Bangladesh Textile Mills Association (BTMA) is urging the government to initiate anti-dumping law on export of low-cost yarn by competing countries, like Pakistan and India. As per BTMA, dumping of yarns not only adversely affects their production and marketing but also defies international trading practices under the WTO rules.

In its recent letter to the Finance Minister, BTMA alleged that India has started exporting yarn to Bangladesh at dumping prices. Considering the international prices of cotton and the cost of other components for production, the BTMA claimed that India was exporting its 40- count combed yarn at rates lower than the production cost. This is creating undue competition for Bangladeshi manufacturers.

Bangladesh's primary textile sector, estimated to be worth $8 billion in investment, is working as a dynamic backward linkage industry and supplying 80 per cent of knit and 35 per cent of woven fabrics to the export-oriented readymade garment sector. Experts say, with the use of local inputs, the value of RMG export increased to $35 billion from $26 billion in the last five years.

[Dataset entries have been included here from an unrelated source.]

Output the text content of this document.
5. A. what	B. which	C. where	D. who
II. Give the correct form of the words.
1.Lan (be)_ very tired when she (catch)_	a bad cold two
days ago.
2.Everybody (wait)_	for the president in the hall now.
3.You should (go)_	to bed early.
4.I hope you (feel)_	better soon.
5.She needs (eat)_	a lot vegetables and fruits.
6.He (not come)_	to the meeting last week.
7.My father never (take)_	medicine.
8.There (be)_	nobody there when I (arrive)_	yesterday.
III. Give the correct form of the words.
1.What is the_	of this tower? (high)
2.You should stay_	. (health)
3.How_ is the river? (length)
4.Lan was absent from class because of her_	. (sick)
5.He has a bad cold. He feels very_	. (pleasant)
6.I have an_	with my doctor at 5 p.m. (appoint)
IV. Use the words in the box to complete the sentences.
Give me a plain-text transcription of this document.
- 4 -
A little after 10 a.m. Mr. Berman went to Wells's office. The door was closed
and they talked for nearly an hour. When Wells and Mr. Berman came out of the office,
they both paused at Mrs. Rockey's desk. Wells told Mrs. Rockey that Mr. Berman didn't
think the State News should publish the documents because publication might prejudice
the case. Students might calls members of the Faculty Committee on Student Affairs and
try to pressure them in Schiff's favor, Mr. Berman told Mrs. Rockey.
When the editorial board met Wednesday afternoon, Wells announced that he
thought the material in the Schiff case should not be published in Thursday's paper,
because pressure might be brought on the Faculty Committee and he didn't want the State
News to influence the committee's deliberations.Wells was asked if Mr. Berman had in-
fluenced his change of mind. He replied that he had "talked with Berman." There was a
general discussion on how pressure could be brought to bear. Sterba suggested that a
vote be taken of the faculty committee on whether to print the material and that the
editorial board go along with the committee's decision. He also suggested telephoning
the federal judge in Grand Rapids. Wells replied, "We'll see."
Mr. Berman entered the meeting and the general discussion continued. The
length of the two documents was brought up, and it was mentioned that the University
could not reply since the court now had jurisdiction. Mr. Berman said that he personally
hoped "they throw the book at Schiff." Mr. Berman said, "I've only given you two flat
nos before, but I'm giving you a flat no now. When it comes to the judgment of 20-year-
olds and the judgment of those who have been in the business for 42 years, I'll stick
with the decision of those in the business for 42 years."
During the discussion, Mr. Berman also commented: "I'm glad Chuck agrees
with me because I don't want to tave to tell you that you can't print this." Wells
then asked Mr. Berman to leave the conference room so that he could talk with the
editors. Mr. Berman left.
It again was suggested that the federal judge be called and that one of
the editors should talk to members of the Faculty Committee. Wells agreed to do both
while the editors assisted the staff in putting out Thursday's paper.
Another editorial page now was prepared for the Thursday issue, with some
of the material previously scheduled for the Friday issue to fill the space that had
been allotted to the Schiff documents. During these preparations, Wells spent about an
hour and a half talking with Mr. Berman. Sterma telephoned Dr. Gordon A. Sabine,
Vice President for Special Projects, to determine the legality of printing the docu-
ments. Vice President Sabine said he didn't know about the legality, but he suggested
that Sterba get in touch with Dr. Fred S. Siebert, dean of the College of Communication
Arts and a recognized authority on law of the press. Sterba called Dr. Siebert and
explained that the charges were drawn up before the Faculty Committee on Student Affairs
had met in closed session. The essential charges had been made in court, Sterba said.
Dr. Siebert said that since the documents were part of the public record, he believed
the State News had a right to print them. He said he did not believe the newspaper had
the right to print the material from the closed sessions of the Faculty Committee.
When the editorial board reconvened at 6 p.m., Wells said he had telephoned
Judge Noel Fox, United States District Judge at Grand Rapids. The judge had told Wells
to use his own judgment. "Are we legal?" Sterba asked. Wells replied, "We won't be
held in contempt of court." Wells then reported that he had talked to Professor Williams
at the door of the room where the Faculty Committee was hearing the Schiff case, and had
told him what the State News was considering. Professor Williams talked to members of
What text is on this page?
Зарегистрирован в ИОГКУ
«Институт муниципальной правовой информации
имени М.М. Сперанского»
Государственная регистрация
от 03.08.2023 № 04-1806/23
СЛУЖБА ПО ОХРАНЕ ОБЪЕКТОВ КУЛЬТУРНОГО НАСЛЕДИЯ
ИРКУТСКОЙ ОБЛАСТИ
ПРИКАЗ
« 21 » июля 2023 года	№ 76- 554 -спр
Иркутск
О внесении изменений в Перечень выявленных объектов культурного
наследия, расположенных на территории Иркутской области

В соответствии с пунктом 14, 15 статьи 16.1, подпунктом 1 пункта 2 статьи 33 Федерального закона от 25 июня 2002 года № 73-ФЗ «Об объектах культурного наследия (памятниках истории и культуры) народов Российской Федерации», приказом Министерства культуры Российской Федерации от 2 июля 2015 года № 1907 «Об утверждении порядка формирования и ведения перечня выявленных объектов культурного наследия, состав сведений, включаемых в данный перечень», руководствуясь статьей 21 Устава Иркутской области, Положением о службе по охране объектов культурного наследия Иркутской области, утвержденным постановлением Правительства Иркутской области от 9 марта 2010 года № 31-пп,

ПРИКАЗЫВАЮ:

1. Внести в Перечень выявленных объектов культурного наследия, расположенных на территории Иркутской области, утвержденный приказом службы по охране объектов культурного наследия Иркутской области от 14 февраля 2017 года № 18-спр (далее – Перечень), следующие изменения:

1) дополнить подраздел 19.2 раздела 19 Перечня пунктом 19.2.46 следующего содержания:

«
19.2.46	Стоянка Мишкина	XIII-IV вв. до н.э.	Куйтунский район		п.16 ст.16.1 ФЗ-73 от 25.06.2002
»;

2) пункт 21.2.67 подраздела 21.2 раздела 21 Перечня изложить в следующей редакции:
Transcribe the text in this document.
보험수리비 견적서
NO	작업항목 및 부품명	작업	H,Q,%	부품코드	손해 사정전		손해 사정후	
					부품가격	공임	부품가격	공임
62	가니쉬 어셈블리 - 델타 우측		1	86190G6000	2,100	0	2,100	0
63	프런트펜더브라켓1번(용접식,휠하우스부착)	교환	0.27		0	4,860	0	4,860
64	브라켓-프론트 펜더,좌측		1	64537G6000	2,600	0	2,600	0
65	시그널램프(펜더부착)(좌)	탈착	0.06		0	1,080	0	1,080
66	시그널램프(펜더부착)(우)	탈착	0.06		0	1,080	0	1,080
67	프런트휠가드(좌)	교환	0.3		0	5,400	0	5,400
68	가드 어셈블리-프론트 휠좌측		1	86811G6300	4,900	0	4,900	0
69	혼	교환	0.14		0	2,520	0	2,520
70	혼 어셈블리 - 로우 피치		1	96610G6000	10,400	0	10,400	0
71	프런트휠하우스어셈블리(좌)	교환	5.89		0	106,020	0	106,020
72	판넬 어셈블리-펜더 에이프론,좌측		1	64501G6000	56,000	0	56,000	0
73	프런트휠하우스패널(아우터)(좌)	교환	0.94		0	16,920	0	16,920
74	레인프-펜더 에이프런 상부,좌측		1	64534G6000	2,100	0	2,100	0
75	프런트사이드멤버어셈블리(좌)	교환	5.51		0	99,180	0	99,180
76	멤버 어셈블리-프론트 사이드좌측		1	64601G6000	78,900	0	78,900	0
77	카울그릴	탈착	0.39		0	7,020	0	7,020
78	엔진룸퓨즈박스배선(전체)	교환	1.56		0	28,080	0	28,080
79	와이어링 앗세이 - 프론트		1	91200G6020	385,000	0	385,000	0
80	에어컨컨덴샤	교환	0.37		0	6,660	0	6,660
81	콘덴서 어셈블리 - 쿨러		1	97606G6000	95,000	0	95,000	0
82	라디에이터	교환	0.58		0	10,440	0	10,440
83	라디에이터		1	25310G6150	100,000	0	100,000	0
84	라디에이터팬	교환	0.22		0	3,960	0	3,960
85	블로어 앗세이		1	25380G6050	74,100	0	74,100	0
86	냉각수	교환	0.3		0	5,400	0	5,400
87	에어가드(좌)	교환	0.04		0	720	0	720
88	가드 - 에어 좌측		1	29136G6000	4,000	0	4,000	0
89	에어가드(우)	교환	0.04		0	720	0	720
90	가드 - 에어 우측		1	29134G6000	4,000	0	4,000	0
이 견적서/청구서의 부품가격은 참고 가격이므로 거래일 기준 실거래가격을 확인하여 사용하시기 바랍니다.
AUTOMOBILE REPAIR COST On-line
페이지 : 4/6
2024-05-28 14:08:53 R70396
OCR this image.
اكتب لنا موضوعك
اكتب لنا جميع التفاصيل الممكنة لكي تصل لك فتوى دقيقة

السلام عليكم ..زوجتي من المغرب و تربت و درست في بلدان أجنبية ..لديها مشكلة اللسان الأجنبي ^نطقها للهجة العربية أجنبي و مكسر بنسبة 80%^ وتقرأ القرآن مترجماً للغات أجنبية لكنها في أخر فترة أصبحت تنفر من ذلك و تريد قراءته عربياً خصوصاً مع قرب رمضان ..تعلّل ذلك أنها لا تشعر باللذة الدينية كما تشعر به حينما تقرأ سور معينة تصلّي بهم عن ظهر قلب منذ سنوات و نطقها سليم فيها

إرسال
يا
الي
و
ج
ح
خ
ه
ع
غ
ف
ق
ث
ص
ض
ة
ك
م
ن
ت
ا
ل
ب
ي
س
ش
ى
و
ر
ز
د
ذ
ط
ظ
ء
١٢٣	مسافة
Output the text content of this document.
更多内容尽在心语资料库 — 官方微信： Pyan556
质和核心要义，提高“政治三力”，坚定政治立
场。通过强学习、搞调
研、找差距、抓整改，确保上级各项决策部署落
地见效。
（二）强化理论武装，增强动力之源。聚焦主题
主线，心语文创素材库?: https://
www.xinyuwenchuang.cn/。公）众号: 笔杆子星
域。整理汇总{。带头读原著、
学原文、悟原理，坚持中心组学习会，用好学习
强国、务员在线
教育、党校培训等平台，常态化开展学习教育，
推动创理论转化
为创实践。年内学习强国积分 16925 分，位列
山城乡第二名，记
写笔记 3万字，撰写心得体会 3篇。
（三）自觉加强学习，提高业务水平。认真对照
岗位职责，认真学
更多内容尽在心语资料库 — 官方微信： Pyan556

However, lately, with Coronavirus hitting the industry hard, exports of garment and textile products are feared to slump by as low as 40 per cent to the European Union alone, the largest export market for Bangladesh.

In such a situation, if backward linkage factories, such as the textile mills, are adversely affected by dumped imports, this key feeding-industry would be fraught with untoward barriers to produce even on a limited scale. Hence textile millers now want the government to initiate anti-dumping duty on yarn import.